Best known for her role as Brooke Davis on “One Tree Hill,” Sophia Bush and co-star Austin Nichols are hard at work off-camera, drawing attention to environmental issues near and dear to their hearts.
I spoke with Sophia during on 100th day since BP’s Deepwater Horizon exploded, creating the worse environmental disaster in U.S. history. The self-described “eco geek” and budding ecoista—she’s a fan of Stella McCartney, Rogan, David Babaii and Alba—was on location in North Carolina, after returning from a recent trip to the Gulf Coast, where she and Austin joined Global Green to investigate the BP oil spill and got a first-hand look at the corporate bureaucracy surrounding the clean up. “[BP] is really perpetuating the image that they’re trying to fix this,” she said. “But really the effort is to cover up how badly they have screwed up the situation.”

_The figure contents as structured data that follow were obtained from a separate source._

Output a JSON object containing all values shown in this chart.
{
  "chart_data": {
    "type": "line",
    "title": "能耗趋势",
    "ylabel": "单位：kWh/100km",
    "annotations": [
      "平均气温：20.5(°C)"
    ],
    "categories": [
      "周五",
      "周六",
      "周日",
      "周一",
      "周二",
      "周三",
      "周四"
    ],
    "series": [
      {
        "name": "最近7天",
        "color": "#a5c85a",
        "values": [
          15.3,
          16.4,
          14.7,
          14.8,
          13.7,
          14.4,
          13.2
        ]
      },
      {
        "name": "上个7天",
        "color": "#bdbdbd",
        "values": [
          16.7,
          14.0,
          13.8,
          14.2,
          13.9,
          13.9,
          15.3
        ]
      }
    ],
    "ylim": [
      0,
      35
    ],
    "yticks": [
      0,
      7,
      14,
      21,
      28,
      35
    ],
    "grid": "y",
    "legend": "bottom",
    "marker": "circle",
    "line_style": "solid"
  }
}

Bureaucracy is not a concept Sophia supports—especially when it comes to environmental and social justice. Despite reducing her meat consumption—she’s considering veganism—shifting the “One Tree Hill” set to compostable tableware and encouraging recycling, the star remains frustrated by the production’s inability to donate excess food to a local homeless shelter for liability reasons. “I understand that everyone is scared of…something not working and it coming down on them, but we need to stop being scared and start taking care of people and our environment,” Sophia told me. “Food waste in the U.S. accounts for a crazy amount of greenhouse gas emissions—we throw out 94 billion pounds of food every year! That’s insane.”
As @aus10nichols and @sophiabush, the couple continues to draw attention to the oil spill story. “A woman wrote me from Australia that the only news she was getting on the oil spill was from my Twitter account,” Sophia said, noting the irony: The actress only recently set up her social media accounts—under protest.
“I met a girl who was a fan of the show and she ran up to me and said, ‘Thank you so much it’s so cool that you always respond to me on Twitter.’ And I said, ‘I’m sorry, but I don’t have a Twitter account. I don’t have Facebook, MySpace or friend-whatever.’ And she burst into tears! It ruined her day,” Sophia said. “I almost feel like I have to do the social media stuff now in order to get rid of the people who were impersonating me doing it. Words were misspelled. Honey, I was a journalism major—if you’re going to pretend to be me online at least spell check!”
But she does have limits. “People have said to me, ‘We really appreciate what you’re doing for the environment but can you tweet about other stuff?’ Not really. I really don’t care about what I ate for breakfast,” Sophia said. The focus remains firmly on her cause.
The actress, who grew up in Pasadena, CA, attributes her interest in environmentalism to summers spent at a camp in the Sierras. “We had this phrase, ‘Pack out what you pack in.’ We never left trash or a site disturbed,” she said. “Is it worth a $1,000 fine to throw your soda can into the wilderness? How hard it is to take that plastic bottle home and toss it in the recycling bin?”
And at the end of the day, Sophia believes that environmentalism is simply about making a personal commitment: “Everything starts with one person. Gandhi was one person. Martin Luther King was one person. And look at what they did! They started these amazing social revolutions. We need a social revolution for the environment. I know that we can do it. I know that it’s possible. We just need to get everyone on board and then we’re off to the races.”
But Sophia’s personal commitment goes even further: Her goal is to inspire others as well. “We have the capability to create a revolution, but there are still people out there spewing this bile that being an environmentalist is elitist. How is having a less expensive electricity bill and buying less expensive fuel and lowering your cost of living elitist? That’s crazy talk,” she said. “I love my job and being an actor but it’s not rocket science. The thing I want to do at the end of the day is pack out what I pack in—and then pack out somebody else’s trash.”